If you have access to an NVIDIA GPU with FP16 CUDA Cores (V100, GTX 2080, etc), then you can get large speedups by switching on the option --fp16 true. There are two version of FP16 you may use: --fp16-impl safe and --fp16-impl mem_efficient. The latter trades some numerical stability in exhange for lower memory consumption, and typically works well in practice.

Note that in order to get the full benefit of fp16, we need to make sure all our hidden dimensions are multiples of 8, otherwise the hardware won’t use CUDA cores. We will slightly adjust the size of the network to support this. We’ll slightly adjust the network parameters (–embedding-size and –ffn-size) to conform to this.

parlai train --dict-file dictfile --model transformer/generator --task \
    --task convai2 --num-epochs 1.0 --batchsize 64 --n-layers 8  \
    --embedding-size 256 --ffn-size 1024 --optimizer adam --learningrate 1e-3 \
    --skip-generation true --eval-batchsize 128 \
    --dynamic-batching full --truncate 256
    --fp16 true --fp16-impl mem_efficient

Further notice that FP16 often significantly lowers the memory size of your model and activations (almost by a factor of 2). This means you can usually get away with significantly increasing the batchsize (and eval batchsize).

parlai train --dict-file dictfile --model transformer/generator --task \
    --task convai2 --num-epochs 1.0 --batchsize 64 --n-layers 8  \
    --embedding-size 256 --ffn-size 1024 --optimizer adam --learningrate 1e-3 \
    --skip-generation true \
    --dynamic-batching full \
    --fp16 true --fp16-impl mem_efficient --batchsize 128 --eval-batchsize 256

In this example, we see about a 25% speedup. Generally you can expect a larger speedup with larger models, with models of >300M often getting a ~50% speedup. With the increased batch size, this can often be brought to 2.5x faster.

Warning

Without a GPU with FP16 CUDA cores, you may find that FP16 actually slows your program. You may still see a benefit from the reduced memory usage though.

Background preprocessing

We can further speed things up by doing some preprocessing, such as tokenization and dialogue state tracking, in the background thread. This can be enabled by setting --num-workers to a value greater than 0. A good rule of thumb is to set --num-workers to the number of CPU cores you have PER GPU. On my server, there are 8 cores per GPU, so I will set it to 8.

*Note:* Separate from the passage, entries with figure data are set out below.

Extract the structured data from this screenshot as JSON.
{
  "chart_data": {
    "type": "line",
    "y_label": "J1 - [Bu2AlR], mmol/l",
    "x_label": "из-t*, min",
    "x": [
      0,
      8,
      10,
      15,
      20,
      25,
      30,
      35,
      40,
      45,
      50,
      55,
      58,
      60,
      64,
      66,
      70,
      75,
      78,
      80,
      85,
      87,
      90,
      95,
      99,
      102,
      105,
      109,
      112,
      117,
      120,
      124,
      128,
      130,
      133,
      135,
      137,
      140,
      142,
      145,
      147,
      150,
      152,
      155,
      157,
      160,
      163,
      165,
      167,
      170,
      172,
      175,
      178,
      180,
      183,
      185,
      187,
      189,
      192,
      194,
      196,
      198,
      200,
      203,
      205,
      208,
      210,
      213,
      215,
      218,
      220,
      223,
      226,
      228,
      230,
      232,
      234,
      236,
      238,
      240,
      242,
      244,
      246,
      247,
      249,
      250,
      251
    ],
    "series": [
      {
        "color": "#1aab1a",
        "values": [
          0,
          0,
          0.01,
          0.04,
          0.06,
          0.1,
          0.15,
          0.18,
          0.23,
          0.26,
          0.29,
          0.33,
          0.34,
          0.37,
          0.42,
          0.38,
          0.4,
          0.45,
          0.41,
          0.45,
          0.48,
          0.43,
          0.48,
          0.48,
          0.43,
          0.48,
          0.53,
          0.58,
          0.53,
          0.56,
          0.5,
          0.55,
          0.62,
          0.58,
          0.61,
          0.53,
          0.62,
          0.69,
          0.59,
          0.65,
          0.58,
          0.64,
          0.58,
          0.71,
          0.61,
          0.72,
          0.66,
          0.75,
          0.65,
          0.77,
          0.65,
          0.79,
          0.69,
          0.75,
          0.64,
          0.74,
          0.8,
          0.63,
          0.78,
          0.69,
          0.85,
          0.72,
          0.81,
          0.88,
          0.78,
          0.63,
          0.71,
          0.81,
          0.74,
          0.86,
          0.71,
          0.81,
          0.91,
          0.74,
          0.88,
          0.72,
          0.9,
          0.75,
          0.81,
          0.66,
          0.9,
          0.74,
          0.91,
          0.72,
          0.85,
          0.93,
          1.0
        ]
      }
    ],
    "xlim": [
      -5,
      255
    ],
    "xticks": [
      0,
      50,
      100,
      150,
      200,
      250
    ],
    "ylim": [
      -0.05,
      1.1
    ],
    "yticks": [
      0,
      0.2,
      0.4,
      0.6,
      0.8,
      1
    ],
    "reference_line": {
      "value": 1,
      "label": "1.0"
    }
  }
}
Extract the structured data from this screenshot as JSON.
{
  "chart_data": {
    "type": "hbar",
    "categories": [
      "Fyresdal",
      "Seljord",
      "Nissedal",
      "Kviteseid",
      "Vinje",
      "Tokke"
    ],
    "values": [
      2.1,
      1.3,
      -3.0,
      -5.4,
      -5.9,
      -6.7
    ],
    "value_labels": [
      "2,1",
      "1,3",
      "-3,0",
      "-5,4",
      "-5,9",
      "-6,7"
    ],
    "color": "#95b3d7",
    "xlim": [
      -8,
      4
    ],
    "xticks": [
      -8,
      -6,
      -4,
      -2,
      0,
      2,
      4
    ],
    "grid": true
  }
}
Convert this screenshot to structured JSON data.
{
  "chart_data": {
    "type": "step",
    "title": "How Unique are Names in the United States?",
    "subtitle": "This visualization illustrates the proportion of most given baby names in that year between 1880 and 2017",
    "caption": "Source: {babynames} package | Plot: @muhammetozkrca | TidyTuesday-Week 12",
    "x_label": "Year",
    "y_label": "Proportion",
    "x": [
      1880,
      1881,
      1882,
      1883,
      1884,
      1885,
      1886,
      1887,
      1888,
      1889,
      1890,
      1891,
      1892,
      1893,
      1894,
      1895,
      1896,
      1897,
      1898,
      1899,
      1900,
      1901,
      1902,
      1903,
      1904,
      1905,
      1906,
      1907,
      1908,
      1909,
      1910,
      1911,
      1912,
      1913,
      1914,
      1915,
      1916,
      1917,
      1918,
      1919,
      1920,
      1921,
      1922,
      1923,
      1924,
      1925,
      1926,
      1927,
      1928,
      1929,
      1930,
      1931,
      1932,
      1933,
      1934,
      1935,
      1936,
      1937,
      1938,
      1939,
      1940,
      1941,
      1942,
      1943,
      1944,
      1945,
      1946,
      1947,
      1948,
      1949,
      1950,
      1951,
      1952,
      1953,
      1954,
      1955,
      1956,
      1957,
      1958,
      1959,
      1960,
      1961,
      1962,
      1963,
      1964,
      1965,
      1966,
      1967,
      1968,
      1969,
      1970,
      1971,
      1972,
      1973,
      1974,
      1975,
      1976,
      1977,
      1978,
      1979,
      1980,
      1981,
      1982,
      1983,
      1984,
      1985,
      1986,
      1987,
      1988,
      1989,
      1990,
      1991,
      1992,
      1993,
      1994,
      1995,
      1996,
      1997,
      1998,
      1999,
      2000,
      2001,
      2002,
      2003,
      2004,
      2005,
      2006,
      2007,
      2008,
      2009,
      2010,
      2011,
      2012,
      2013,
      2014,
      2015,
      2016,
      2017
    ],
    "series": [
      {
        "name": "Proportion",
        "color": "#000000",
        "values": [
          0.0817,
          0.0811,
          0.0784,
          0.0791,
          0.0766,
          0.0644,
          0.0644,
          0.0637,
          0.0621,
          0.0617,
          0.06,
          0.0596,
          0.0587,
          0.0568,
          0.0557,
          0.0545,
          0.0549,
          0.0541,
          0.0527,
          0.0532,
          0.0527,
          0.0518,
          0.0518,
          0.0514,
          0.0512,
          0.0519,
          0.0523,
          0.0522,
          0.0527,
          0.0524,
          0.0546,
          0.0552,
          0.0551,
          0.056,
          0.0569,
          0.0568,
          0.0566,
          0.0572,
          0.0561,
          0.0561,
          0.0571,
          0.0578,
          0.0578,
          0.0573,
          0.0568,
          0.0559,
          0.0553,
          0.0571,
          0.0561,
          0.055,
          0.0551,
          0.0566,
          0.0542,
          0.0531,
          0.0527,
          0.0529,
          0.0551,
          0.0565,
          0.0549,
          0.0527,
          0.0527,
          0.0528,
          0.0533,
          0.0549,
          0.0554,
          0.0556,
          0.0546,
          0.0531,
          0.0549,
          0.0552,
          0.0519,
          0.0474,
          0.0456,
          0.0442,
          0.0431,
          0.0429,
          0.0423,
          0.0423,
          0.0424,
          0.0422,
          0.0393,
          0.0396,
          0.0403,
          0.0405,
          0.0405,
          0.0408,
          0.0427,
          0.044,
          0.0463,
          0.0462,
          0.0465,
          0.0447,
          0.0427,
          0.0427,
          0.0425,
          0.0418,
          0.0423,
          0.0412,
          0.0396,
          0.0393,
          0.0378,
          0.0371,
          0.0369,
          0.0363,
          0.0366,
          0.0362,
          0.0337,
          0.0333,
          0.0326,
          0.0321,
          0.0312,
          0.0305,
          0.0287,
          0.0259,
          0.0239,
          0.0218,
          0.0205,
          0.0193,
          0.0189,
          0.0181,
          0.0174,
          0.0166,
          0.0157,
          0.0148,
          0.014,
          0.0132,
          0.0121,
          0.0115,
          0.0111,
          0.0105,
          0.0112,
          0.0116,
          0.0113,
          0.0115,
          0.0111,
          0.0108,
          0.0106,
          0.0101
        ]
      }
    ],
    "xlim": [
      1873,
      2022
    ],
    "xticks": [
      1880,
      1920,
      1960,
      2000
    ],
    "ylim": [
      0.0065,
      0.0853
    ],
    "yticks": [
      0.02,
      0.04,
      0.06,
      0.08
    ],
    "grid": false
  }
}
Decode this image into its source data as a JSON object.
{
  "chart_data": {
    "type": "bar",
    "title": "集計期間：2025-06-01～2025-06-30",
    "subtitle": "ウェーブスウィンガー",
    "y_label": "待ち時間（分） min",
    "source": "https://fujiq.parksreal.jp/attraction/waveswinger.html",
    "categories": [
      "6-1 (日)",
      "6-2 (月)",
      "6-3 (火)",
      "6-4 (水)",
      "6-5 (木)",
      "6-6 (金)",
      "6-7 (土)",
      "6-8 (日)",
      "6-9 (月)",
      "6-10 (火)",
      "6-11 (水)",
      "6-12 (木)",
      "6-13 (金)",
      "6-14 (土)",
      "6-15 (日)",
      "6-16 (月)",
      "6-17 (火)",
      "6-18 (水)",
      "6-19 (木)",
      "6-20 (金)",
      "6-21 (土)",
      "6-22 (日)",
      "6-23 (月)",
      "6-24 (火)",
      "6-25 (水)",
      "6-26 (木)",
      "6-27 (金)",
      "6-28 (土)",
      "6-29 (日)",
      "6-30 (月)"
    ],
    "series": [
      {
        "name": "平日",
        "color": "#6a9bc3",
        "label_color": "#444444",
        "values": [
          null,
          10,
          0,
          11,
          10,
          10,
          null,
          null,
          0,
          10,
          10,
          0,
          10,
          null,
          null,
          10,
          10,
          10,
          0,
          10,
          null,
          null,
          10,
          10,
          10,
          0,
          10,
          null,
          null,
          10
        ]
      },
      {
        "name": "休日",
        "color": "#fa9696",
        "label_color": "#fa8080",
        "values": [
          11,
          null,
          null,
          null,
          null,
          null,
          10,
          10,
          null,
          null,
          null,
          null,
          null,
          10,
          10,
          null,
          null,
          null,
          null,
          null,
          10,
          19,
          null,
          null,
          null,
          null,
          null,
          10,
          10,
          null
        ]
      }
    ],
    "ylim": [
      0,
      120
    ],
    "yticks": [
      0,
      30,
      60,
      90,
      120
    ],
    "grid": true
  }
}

parlai train --dict-file dictfile --model transformer/generator --task \
    --task convai2 --num-epochs 1.0 --batchsize 64 --n-layers 8  \
    --embedding-size 256 --ffn-size 1024 --optimizer adam --learningrate 1e-3 \
    --skip-generation true \
    --dynamic-batching full \
    --fp16 true --fp16-impl mem_efficient --batchsize 128 --eval-batchsize 256 \
    --num-workers 8

Use multiple GPUs

If you have multiple GPUs, you can utilize them by switching from train to multiprocessing_train. If you have 4 GPUs, you’ll find training should be roughly 3.5x faster. The arguments for the training are left otherwise the same.

parlai multiprocessing_train \
    --dict-file dictfile --model transformer/generator --task \
    --task convai2 --num-epochs 1.0 --batchsize 64 --n-layers 8  \
    --embedding-size 256 --ffn-size 1024 --optimizer adam --learningrate 1e-3 \
    --skip-generation true \
    --dynamic-batching full \
    --fp16 true --fp16-impl mem_efficient --batchsize 128 --eval-batchsize 256 \
    --num-workers 8

Note that we leave batchsize the same: we use the batchsize PER GPU. We expect the batchsize will be effectively 4x’d by using 4 GPUs.

Note that launching a multiprocessing train can take time to “warm up” and it may take time for you to realize speed improvements when using small, toy training runs like in this document. If we train for 4 epochs instead, our FP16 large-batch run takes 614 seconds and the multi-GPU training takes 222 seconds. Also, if you have access to a SLURM cluster, distributed_train is sometimes faster than multiprocessing_train. With SLURM, multi-GPU training takes 167 seconds for 4 epochs, or about a 3.7x speedup compared to single GPU.

Similarly, we also have the multiprocessing_eval command, for using multiple GPUs in evaluation.

Danger

This should never be mixed with options like --model-parallel true or --data-parallel true, as those options use different GPUs without multiprocessing. The BlenderBot3B and BlenderBot9B models both use those options, so this should be used with care.